Maximize Your 401(k)
What are the 401(k) withdrawal rules?
Contributions and earnings in a Roth 401(k) can be withdrawn if you are at least 59½ and have had your account for at least five years. If you withdraw from your 401(k) before then, you’ll have to pay income tax on the amount you withdraw as well as a 10% IRS tax penalty on some of the amount. Withdrawals can be made without penalty if you become disabled or by a beneficiary after your death.
What is a good 401(k) match?
If your company offers an employer-sponsored retirement plan, chances are it’s a 401(k). If you’re lucky, your employer might even match some of your contributions to that account, meaning you get free money added to your retirement savings. The average match by employers was 4.5%, according to Vanguard's annual report on investing behavior.
When does paying off debt with a 401(k) make sense?
Withdrawing early from your 401(k) should be a last resort. If you withdraw money from your 401(k) before retirement, you’re going to encounter some fees and penalties, not to mention impact your retirement savings. Knowing this, you should do everything in your power to reduce your debt in other ways, like negotiating with your credit companies, or taking out a loan from your 401(k). This way, you pay the money back to your retirement account without losing the money in your account.
Are 401(k) contributions tax deductible?
Contributions made to traditional 401(k)s and other qualified retirement plans are made with pre-tax dollars, so they are deductible from your taxable income. This works out in your favor, as the money you contribute to your 401(k) actually shrinks your total income for the year, in turn slightly reducing your taxes as well. However, there are limits to how much you can contribute to these plans. For 2021, the limit is $19,500, and in 2022 the amount goes up to $20,500.
What happens to a 401(k) after you leave your job?
There are several options of what you can do with your 401(k) after you leave your job. If the account has more than $5,000 in it, most plans allow you to leave it where it is. Alternatively, you can roll the balance over into your new 401(k) at your new job. This is beneficial because then your interest is still compounding on the whole amount, instead of compounding on two smaller amounts in two different 401(k)s. Lastly, you can choose to cash out your 401(k), though this is usually not recommended as you’ll have to pay fees and penalties on the amount and you will lose out on retirement savings.
An in-service withdrawal is when an employee withdrawals money from an employer-sponsored retirement account before they are qualified to do so. An early withdrawal from a 401(k) is the most obvious example. However, early withdrawals and in-service withdrawals are not necessarily the same thing. Withdrawing money from a certificate of deposit (CD) before it has matured can also be considered early withdrawal, but would not be considered an in-service withdrawal.

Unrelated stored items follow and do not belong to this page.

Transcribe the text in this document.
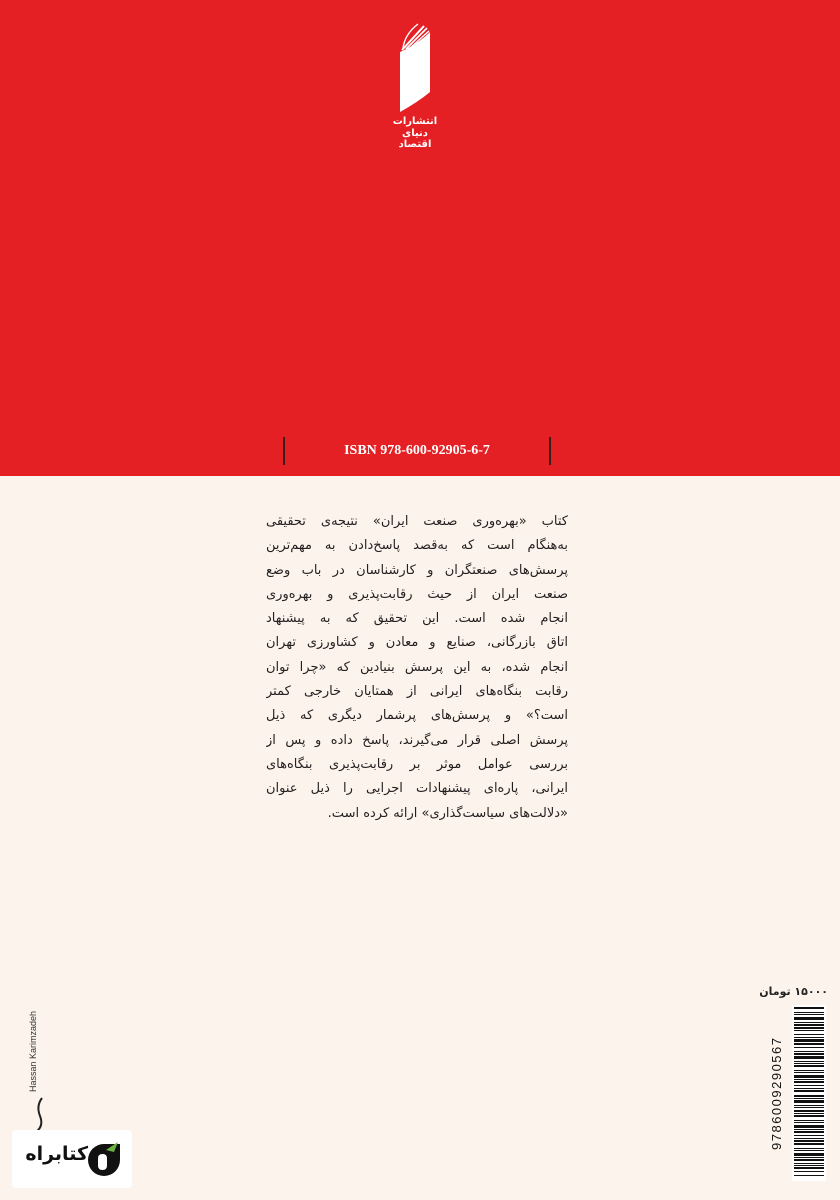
انتشارات
دنیای اقتصاد
ISBN 978-600-92905-6-7
کتاب «بهره‌وری صنعت ایران» نتیجه‌ی تحقیقی
به‌هنگام است که به‌قصد پاسخ‌دادن به مهم‌ترین
پرسش‌های صنعتگران و کارشناسان در باب وضع
صنعت ایران از حیث رقابت‌پذیری و بهره‌وری
انجام شده است. این تحقیق که به پیشنهاد
اتاق بازرگانی، صنایع و معادن و کشاورزی تهران
انجام شده، به این پرسش بنیادین که «چرا توان
رقابت بنگاه‌های ایرانی از همتایان خارجی کمتر
است؟» و پرسش‌های پرشمار دیگری که ذیل
پرسش اصلی قرار می‌گیرند، پاسخ داده و پس از
بررسی عوامل موثر بر رقابت‌پذیری بنگاه‌های
ایرانی، پاره‌ای پیشنهادات اجرایی را ذیل عنوان
«دلالت‌های سیاست‌گذاری» ارائه کرده است.
Hassan Karimzadeh
۱۵۰۰۰ تومان
9786009290567
کتابراه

A brokerage window is an option offered in a 401(k) plan that gives the investor the capability to buy and sell investment securities on their own through a brokerage platform. While this is a relatively new option for 401(k) plans, it is quickly gaining popularity as more companies give the option to their employees. Brokerage windows may also have higher than average trading costs, with some brokerage windows reporting transaction fees of $8 to $10 per trade.
Defined Contribution (DC) Plan
A defined contribution plan is a retirement plan in which employees contribute a fixed amount or a percentage of their paychecks to an account that is intended to fund their retirements. The most well known DC plan is probably the 401(k). The term DC plan houses all of the DC plan types, like 401(k)s and 403(b)s. In contrast, a defined benefit (DB) pension plan is a plan in which the employer offers to fund an employee’s retirement.
A Roth 401(k) works similar to a Roth IRA—you contribute money to it after tax, meaning the money doesn’t come directly out of your paycheck pre tax like a regular 401(k), but you contribute the money voluntarily after it’s already been taxed. These accounts are employer-sponsored, and some people like them because the money they withdraw from them in retirement won’t be taxed. One disadvantage is that your contributions to a Roth 401(k) won’t reduce your taxable income like a regular 401(k) would.
A SIMPLE 401(k) is a retirement savings account that small business can offer their employees. Your business must have less than 100 employees if you want to offer a SIMPLE 401(k). This account works just like a regular 401(k) plan, albeit with a few caveats. For one, if you are the employer, you must contribute to your employee’s SIMPLE 401(k)s. Also, you cannot offer another type of retirement accounts to your employees.
When you are vested in an employer-matching retirement funds or stock options, you have nonforfeitable rights to those assets. Often, the amount in which an employee is vested increases gradually over a period of years until the employee is 100% vested. A common vesting period is 3 to 5 years. Vesting is also common in wills. It often takes the form of a set waiting period to finalize bequests following the death of the testator.